Monday, 18 April 2011

the great depression

I wrote a post last week in which I talked about how I was feeling much better since starting my new job, and how my doctor had been saying I was suffering from depression.

Luckily for me it was a temporary thing that I knew would pass in time.

What has struck me is the number of people who have responded empathising and saying that they understood how I had been feeling all too well. Not just in the comments but I've had some very supportive private messages and also from personal friends that read my blog.
It's almost as if there is an epidemic.
If I wasn't so shit at maths I'd work out the percentage of people I know that are depressed because I think it would be quite astounding.

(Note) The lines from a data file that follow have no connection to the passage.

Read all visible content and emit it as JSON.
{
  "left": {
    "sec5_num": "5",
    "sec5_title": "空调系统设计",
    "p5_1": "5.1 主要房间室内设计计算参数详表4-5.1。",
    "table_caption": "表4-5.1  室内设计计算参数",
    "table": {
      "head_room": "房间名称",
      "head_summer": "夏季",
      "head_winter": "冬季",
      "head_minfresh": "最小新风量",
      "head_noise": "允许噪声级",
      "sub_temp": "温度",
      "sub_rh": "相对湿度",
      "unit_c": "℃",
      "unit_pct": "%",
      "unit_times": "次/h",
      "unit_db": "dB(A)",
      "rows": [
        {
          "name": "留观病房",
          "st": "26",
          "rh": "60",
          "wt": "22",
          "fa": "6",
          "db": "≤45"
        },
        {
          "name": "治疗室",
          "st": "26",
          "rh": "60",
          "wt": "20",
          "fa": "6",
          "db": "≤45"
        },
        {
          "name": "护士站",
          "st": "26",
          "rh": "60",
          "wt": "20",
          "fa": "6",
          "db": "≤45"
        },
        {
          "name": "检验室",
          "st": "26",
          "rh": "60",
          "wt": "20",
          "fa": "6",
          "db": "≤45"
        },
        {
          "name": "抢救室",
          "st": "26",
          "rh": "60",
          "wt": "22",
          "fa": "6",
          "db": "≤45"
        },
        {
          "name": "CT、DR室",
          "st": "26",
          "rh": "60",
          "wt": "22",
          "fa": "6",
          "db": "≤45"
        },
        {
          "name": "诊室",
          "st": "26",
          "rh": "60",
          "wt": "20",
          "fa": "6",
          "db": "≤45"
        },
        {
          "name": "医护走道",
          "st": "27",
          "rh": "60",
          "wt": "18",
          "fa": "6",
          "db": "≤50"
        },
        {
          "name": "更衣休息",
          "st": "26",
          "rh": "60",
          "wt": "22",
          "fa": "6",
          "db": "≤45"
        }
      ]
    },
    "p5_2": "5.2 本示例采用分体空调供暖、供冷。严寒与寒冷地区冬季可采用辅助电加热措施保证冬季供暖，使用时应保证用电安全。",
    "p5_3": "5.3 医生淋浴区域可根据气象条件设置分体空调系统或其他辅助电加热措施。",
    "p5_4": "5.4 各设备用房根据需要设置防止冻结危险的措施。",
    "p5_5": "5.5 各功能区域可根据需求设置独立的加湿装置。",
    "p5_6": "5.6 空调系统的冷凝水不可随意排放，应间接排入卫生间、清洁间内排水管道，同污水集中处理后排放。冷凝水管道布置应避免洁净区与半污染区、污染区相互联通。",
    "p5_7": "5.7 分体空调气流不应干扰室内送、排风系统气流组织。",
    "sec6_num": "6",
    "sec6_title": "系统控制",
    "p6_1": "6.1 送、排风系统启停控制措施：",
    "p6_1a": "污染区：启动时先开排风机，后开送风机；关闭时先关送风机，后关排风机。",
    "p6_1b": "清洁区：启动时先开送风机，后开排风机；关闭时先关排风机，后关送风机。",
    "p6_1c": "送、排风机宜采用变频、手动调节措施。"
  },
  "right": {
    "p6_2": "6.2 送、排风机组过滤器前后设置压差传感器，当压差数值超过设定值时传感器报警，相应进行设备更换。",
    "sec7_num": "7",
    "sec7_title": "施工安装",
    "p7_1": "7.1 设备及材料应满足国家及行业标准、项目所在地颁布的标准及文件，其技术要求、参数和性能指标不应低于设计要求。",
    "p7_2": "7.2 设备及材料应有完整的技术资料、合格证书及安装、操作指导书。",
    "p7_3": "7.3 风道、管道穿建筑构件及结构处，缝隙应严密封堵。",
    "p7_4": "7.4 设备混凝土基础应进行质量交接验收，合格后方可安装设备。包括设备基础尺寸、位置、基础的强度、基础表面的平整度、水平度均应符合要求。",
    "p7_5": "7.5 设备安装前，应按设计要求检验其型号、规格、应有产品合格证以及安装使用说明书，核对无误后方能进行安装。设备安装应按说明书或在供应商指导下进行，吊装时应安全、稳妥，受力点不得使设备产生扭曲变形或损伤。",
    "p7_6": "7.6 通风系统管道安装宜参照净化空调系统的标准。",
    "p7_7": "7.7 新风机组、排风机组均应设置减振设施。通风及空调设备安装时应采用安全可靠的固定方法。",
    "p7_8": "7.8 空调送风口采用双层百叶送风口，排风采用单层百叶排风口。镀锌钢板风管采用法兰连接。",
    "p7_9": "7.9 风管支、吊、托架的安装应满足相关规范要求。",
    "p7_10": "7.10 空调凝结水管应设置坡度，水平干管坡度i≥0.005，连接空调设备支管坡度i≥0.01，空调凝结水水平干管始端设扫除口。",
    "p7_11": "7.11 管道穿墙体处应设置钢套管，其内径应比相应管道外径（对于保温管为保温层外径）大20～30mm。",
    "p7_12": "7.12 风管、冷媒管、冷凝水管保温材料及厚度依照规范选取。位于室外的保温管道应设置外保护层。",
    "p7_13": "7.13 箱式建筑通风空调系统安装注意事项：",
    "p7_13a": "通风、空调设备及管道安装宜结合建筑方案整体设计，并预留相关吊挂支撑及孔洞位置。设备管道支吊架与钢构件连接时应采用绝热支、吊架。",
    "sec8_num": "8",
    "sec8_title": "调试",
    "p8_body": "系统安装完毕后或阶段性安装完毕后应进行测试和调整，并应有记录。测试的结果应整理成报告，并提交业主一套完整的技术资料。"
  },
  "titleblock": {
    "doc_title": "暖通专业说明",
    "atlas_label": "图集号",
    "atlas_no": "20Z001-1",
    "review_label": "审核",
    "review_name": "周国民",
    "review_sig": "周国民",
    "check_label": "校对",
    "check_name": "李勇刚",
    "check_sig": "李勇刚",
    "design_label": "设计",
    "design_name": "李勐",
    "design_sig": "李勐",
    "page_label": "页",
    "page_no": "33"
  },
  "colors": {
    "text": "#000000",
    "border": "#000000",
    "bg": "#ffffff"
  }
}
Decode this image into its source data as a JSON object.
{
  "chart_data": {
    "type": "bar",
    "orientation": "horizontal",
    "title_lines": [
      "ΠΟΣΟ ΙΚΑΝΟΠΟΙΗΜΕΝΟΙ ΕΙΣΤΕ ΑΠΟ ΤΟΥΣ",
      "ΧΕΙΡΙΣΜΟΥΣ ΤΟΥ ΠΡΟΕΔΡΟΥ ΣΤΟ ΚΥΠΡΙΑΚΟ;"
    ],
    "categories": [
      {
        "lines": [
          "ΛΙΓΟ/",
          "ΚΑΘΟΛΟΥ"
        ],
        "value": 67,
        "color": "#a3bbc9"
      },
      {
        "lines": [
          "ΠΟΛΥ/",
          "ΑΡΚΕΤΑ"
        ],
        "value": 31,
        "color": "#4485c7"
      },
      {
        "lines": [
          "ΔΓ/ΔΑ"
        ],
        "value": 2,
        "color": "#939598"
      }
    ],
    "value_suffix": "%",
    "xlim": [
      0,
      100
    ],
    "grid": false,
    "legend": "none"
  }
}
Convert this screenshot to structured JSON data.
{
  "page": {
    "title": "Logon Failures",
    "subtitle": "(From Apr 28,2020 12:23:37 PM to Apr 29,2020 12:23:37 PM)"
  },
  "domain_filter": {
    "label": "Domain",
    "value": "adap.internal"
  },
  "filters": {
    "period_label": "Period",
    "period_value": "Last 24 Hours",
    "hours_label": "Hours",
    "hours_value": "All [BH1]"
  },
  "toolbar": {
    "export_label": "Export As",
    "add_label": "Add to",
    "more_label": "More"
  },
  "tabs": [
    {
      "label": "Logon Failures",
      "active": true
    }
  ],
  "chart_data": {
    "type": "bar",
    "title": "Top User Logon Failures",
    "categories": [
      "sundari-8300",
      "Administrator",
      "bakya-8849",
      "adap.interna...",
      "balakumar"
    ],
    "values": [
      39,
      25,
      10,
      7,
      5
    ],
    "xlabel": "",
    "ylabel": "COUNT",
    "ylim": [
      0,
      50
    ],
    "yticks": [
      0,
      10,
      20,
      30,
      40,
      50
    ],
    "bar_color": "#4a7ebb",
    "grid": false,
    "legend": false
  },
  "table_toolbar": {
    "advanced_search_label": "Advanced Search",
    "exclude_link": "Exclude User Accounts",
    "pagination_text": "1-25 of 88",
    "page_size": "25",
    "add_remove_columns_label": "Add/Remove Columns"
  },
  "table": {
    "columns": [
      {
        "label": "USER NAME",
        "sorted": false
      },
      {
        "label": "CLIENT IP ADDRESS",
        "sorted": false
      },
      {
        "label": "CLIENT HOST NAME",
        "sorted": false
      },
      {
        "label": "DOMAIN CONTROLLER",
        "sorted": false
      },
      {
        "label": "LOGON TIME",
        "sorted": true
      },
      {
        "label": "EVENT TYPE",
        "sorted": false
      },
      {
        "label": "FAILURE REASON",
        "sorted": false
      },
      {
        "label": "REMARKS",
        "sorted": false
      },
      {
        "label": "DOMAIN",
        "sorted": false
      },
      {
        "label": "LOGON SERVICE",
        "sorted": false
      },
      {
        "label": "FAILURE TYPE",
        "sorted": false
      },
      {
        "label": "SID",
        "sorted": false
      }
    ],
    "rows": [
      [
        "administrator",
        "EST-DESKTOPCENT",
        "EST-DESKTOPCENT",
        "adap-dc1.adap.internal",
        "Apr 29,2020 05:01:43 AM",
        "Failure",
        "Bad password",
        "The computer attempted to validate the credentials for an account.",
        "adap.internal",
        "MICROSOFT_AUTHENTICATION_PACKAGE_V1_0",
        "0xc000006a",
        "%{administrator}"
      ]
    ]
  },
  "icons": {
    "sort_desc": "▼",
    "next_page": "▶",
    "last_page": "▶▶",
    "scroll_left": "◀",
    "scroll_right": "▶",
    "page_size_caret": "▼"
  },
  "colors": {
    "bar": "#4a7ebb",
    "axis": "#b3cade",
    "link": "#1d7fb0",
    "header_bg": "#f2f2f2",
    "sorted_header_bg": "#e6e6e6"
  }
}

I believe that it's perfectly normal to experience periods in our lives when we have lows. It's necessary in order to appreciate the highs.
Yin and yang.
Without darkness would we truly enjoy the light.
There needs to be balance in all things.
Emotions - all of them, are part of what makes us human and I guess true depression is caused when there is an imbalance of experiences as well as endorphins and seratonin.
No doubt the chemical issue makes it harder for people to cope with the pitfalls of life.

I don't know.

I do think that there is a culture at the moment to cure everything with pills.
My own doctor has offered me medication more then once, I refused. Given everything that occurred in my life I would've been more concerned if I hadn't been affected in some way.
But this trend of treating the symptom rather then looking at the cause is not good. Were I to arrive at my doctors complaining of severe stomach pain she might give me something to ease the pain but I'd be sent to the hospital to see what was causing it.
It does seem that often this doesn't apply when the pain is mental.

Of course most of the adults I know who experience depression are all to aware of where the root cause of their problems lie, but I have also known young people be diagnosed as depressed and prescribed prozac without even being offered any kind of counselling to explore why or address the reason.

Personally I'd rather feel bad then feel nothing, for me that would be more worrying.
If I was numbed out on meds I might not be aware of how much better I feel now.
But it's this that tells me I was right to refuse the medication unlike true depressives who would never feel better without it.

If you look at the most common symptoms of depression how many of us have experienced at least one or two at some point in our lives ?
Quite a lot of us I bet.
Sound familiar ?

What I'm really curious about is what is going on to make so many people feel so bad.
Of course every individual is the product of the circumstances of their own life, but being a stoner the type of person who loves to ponder the bigger picture I guess I'm wondering if there isn't some kind of collective consciousness occurring here.

You will be assimilated.
Or have I just watched too many Borg episodes of Star Trek ?

Depression is a sick emotion not a physical illness, although it can manifest that way, but the core of the problem is a feeling and as empathic beings we are capable of tuning it to each others emotions.

I have cried with friends over something they have lost and felt their joy when good things happen, bawled my eyes out at a sad film and cried and cheered over a happy ending.

Unless you are made of stone I think it would be very hard to watch news footage of the worlds disasters and not feel some degree of sympathy for the victims.

Some feelings are more contagious then measles and I have known people in whose company I have felt emotionally drained after any period of time, simply because they are always on a downer.

We live in societies where people are committing atrocities against one another, in a world that is being slowly destroyed by it's inhabitants and on a planet that appears to be rebelling against us.
Is it not possible that the planets depressed ?

Perhaps those who truly experience depression as suffering are just more in tune with the state of the world.


  1. i have many theories about depression ... having suffered since a wee kid, i really believe it has to do with our planets environment, chemicals, and many more things ... i'll take up your whole comments yakking though xo

  2. Well I have always been manic-depressive. But you're right, where the world is now and against everything that is going wrong, makes every mind feel down at the pits, even unconsciously. It is a collective paradigm I think. You can be happy in one minute then hear something horrible about a friend or the rest of the world. Happiness just don't last as it used to.

  3. That's a very interesting theory. Last night I was in a pretty good mood until I heard on the news that a 12 yr old girl was killed in a car accident. Her mother was driving and survived. They were hit by a teenager who was on heroin. I couldn't stop thinking about the mom and the incredible emptiness she must be feeling. I couldn't get to sleep. And then I started thinking about other things. My brain wouldn't stop. It's no surprise that when people shoot themselves, it's always in the head. The mind can be an endless source of tortuous noise. I had to take an ambien to shut it up last night. I'm also on celexa, which I think helps me, especially with anxiety. I think you're right about how it sort of flattens your emotions. It's about pros/cons. For me, it's worth it but at some point I would love to be med-free.